Slowly, so slowly, my knee learned to be a knee again, to flex and bear weight and hold my body in flamingo posture on a quivery rubber dome. By late winter, I was the one bouncing—feet together, feet apart—through the squares of a flexible ladder laid out on the floor, hopping one-legged on the mini trampoline.
Years ago, when a friend graduated from rabbinical school, her partner gave a toast about continuity and change. "This is a threshold," she said, "from one holy place to another."
In February, after 45 PT visits, I was officially discharged. That's the word they used, "discharged," which sounds like effluent. I prefer "graduated," though there was no cap and gown, no slo-mo walk down an aisle. I wrote my last co-pay, did my last set of jump squats, received a certificate and a list of exercises to do at home and gave a goodbye hug to Cheryl, who'd bent my knee back into functionality and made me believe in a body that can heal.
Being physically able is transient and relative.
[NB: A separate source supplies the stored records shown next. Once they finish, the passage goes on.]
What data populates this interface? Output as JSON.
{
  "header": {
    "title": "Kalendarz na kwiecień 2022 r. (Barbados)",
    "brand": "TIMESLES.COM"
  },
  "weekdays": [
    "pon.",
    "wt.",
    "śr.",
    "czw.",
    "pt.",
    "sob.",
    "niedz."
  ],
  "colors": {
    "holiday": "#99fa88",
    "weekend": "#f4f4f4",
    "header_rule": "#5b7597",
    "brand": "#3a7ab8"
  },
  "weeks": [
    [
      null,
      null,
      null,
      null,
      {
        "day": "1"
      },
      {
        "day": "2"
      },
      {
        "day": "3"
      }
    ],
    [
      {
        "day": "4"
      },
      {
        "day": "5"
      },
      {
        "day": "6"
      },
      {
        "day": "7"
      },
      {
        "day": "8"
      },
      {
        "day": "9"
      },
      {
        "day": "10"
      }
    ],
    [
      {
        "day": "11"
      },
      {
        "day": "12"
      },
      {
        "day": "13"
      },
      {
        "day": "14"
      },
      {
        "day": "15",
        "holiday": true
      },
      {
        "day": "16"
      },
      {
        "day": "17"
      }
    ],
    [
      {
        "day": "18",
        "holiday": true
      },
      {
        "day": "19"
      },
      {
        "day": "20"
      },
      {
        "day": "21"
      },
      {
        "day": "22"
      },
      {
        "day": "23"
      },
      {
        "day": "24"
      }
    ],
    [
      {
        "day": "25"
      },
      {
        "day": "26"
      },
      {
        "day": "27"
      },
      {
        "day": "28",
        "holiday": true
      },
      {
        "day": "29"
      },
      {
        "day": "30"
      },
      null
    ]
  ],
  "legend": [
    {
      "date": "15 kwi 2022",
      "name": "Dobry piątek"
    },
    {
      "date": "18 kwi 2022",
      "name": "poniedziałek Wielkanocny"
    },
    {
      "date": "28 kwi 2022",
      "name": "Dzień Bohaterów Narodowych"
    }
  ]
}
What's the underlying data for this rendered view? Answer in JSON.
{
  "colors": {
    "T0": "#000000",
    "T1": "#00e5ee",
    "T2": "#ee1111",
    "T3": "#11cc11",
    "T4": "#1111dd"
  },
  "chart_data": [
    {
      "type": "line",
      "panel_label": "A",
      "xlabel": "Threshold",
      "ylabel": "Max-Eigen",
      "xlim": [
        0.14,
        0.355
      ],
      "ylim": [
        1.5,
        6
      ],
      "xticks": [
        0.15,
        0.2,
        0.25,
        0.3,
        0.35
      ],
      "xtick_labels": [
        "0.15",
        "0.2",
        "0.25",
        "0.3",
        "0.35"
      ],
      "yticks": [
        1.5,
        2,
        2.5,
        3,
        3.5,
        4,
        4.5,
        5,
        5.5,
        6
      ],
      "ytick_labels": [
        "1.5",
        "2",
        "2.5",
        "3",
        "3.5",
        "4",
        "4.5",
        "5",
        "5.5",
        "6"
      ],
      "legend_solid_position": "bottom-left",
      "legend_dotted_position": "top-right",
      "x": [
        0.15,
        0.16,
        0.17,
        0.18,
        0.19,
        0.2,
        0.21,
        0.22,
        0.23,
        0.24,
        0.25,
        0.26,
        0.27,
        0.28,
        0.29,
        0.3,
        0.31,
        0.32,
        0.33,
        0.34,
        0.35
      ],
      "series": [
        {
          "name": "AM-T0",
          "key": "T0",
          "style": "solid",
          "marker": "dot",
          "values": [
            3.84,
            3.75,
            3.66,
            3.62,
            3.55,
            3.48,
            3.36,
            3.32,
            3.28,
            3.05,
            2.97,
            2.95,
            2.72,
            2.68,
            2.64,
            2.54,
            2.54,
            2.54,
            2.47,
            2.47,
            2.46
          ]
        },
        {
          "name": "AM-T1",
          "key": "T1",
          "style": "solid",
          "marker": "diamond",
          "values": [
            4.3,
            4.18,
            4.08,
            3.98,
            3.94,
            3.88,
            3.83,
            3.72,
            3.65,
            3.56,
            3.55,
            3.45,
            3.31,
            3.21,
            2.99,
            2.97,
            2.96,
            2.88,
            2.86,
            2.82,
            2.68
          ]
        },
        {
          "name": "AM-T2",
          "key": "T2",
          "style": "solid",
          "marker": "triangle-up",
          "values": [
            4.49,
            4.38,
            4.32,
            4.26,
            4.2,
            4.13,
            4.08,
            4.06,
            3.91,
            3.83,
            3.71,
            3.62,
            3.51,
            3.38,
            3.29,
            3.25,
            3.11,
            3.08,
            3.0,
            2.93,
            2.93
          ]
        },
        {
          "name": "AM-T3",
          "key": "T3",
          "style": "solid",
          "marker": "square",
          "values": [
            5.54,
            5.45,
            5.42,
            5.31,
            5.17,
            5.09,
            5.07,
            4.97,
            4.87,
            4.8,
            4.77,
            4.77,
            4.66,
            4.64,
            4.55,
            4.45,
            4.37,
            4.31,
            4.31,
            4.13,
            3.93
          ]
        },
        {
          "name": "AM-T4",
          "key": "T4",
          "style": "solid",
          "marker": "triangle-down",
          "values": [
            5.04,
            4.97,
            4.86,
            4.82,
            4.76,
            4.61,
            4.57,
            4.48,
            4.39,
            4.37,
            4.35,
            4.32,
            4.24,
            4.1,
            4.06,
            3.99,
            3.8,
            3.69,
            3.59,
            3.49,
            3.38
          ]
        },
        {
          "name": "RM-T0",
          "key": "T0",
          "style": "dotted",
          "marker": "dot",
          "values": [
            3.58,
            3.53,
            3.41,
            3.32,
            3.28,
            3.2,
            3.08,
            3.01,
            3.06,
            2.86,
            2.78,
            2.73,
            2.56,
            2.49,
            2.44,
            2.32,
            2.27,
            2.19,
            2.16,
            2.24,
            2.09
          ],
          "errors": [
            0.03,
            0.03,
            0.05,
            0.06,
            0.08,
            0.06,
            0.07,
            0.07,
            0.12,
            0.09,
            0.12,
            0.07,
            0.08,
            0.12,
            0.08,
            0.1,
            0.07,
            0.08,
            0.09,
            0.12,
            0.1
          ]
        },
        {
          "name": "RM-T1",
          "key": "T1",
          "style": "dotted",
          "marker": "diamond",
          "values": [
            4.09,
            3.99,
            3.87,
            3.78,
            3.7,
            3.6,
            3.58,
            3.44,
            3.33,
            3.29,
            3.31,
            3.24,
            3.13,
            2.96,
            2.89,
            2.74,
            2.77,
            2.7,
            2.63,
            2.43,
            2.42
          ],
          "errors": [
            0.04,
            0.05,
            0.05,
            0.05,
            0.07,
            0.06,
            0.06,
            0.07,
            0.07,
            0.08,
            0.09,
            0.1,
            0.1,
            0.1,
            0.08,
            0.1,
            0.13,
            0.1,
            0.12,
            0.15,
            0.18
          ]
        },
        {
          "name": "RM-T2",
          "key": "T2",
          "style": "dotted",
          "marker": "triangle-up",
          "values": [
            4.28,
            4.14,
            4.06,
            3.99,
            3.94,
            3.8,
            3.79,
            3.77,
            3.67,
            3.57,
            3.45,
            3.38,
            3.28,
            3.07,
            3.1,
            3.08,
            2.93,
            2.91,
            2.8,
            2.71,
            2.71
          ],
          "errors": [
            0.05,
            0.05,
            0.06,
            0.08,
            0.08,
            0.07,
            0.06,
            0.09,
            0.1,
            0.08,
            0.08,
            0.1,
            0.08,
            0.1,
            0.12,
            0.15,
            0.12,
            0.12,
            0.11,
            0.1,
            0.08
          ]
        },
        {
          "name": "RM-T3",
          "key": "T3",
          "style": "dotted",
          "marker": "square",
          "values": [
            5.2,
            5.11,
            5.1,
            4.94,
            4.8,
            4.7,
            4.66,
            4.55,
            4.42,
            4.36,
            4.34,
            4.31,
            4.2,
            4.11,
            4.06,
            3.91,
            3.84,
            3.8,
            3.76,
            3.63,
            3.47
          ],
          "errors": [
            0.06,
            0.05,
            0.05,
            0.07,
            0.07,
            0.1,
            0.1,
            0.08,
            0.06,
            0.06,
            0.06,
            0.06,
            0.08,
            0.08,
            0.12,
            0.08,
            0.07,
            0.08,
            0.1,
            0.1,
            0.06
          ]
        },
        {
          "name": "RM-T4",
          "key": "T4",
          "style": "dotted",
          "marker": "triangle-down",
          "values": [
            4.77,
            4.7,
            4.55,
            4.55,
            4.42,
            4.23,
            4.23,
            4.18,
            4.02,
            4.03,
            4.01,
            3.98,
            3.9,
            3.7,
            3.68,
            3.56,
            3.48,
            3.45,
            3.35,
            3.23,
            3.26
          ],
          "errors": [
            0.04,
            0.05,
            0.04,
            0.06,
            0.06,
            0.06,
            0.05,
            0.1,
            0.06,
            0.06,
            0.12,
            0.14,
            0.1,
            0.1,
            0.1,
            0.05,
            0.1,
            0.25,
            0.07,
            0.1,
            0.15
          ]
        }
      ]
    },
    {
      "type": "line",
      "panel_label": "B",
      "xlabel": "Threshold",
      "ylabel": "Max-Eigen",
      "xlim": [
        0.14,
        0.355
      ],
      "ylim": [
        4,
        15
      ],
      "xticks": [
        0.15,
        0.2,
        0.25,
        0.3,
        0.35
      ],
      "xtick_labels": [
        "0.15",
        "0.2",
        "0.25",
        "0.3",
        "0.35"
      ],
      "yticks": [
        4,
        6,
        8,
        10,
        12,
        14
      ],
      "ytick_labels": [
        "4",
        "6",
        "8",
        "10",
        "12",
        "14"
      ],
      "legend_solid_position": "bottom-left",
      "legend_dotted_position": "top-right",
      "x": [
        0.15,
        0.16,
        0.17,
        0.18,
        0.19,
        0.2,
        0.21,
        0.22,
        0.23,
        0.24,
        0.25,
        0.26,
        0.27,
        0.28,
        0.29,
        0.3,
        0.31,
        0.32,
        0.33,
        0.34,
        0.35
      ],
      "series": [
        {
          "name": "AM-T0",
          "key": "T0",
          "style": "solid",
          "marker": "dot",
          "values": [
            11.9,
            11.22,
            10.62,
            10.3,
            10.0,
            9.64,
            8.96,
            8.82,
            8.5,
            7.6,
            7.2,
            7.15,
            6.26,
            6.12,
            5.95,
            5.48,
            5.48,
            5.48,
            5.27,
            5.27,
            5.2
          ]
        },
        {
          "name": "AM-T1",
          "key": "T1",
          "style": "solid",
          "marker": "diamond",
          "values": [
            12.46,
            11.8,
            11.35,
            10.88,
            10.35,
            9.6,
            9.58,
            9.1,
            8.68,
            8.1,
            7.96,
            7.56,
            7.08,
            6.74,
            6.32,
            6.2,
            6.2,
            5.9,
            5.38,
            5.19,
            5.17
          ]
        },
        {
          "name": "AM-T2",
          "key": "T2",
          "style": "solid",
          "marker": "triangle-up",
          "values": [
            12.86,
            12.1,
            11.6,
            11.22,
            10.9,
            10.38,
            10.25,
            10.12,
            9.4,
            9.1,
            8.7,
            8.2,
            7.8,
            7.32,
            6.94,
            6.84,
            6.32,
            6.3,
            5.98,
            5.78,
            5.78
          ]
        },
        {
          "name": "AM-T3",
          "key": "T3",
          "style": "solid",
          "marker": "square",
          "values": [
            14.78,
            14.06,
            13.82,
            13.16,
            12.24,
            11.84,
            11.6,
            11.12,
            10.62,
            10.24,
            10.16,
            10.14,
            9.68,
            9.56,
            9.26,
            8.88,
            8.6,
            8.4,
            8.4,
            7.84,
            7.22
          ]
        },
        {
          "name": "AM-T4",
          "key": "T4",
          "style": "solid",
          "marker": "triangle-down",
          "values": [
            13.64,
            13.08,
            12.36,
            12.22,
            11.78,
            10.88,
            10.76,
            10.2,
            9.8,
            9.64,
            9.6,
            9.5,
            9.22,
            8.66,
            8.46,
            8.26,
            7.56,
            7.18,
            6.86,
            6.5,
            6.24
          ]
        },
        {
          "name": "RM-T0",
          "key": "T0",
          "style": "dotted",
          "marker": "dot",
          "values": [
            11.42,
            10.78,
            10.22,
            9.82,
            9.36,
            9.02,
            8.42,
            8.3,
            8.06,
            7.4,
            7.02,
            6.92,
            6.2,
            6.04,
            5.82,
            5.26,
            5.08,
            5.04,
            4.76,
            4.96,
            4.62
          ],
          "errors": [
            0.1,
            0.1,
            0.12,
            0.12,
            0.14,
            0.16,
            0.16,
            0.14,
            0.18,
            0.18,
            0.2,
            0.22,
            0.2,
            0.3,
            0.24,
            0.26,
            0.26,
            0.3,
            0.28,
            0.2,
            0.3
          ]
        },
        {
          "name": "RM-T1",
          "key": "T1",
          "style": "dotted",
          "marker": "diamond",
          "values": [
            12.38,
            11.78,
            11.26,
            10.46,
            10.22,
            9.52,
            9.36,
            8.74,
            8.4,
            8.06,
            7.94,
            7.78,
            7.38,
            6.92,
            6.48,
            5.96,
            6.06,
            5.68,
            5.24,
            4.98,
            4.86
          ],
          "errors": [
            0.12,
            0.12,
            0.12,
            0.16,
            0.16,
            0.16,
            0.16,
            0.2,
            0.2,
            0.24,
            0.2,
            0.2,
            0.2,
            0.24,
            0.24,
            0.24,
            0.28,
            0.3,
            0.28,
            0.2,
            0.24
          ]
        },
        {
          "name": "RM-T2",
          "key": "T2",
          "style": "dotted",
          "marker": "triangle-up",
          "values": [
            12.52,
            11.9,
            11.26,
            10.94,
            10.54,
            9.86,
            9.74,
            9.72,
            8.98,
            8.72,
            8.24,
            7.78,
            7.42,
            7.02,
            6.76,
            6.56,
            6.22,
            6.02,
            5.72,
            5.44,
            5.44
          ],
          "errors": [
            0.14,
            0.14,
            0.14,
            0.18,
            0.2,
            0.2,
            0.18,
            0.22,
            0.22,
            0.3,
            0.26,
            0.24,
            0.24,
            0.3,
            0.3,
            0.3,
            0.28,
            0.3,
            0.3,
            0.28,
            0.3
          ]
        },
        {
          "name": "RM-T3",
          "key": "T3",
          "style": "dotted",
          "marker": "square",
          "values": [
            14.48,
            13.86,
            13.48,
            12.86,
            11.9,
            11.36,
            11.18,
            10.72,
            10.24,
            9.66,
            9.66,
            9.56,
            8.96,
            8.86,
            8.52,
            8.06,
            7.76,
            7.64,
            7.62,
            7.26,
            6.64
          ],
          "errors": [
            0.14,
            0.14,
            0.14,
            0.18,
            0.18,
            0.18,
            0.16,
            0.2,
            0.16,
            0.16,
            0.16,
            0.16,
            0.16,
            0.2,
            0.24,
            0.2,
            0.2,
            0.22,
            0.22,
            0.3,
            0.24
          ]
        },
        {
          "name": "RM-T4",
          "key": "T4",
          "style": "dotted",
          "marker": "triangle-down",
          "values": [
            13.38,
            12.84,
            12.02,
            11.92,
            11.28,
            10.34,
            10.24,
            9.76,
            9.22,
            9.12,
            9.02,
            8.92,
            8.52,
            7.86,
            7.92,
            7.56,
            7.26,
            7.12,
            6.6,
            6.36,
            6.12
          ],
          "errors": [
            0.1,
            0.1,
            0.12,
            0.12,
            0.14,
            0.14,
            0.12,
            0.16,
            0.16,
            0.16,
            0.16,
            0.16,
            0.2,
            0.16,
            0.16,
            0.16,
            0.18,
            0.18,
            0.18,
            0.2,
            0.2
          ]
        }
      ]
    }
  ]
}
Compared to someone debilitated by a stroke, I'm agile and robust, a miracle of locomotion. Compared to my housemates, trapeze artists who hang in midair by their ankles and hold handstands for long, marvelous minutes, I'm limited. There's talent, sure, and training, and hard-earned pride. But there's also the lightning stroke of luck—good or devastating—that lands us, for now or forever, on one side of that glass or the other.
On the morning of June 12, though I hadn't consciously clocked the date, I found myself gently massaging my kneecap in the shower, giving it a little extra love with the oatmeal soap. Happy kneeiversary, a friend texted later.
It's been a year. My left knee reminds me, sobers me, humbles me, murmuring its presence—hey, something happened here—with every step, as I walk to the co-op or the post office or the bank and pass by the gym, stopping for a moment to peer inside, knowing the glass is not a shield but a window through which, if we're brave enough to look, we can see each other, can see ourselves, in all our fleeting wholeness, our holy coming-apart.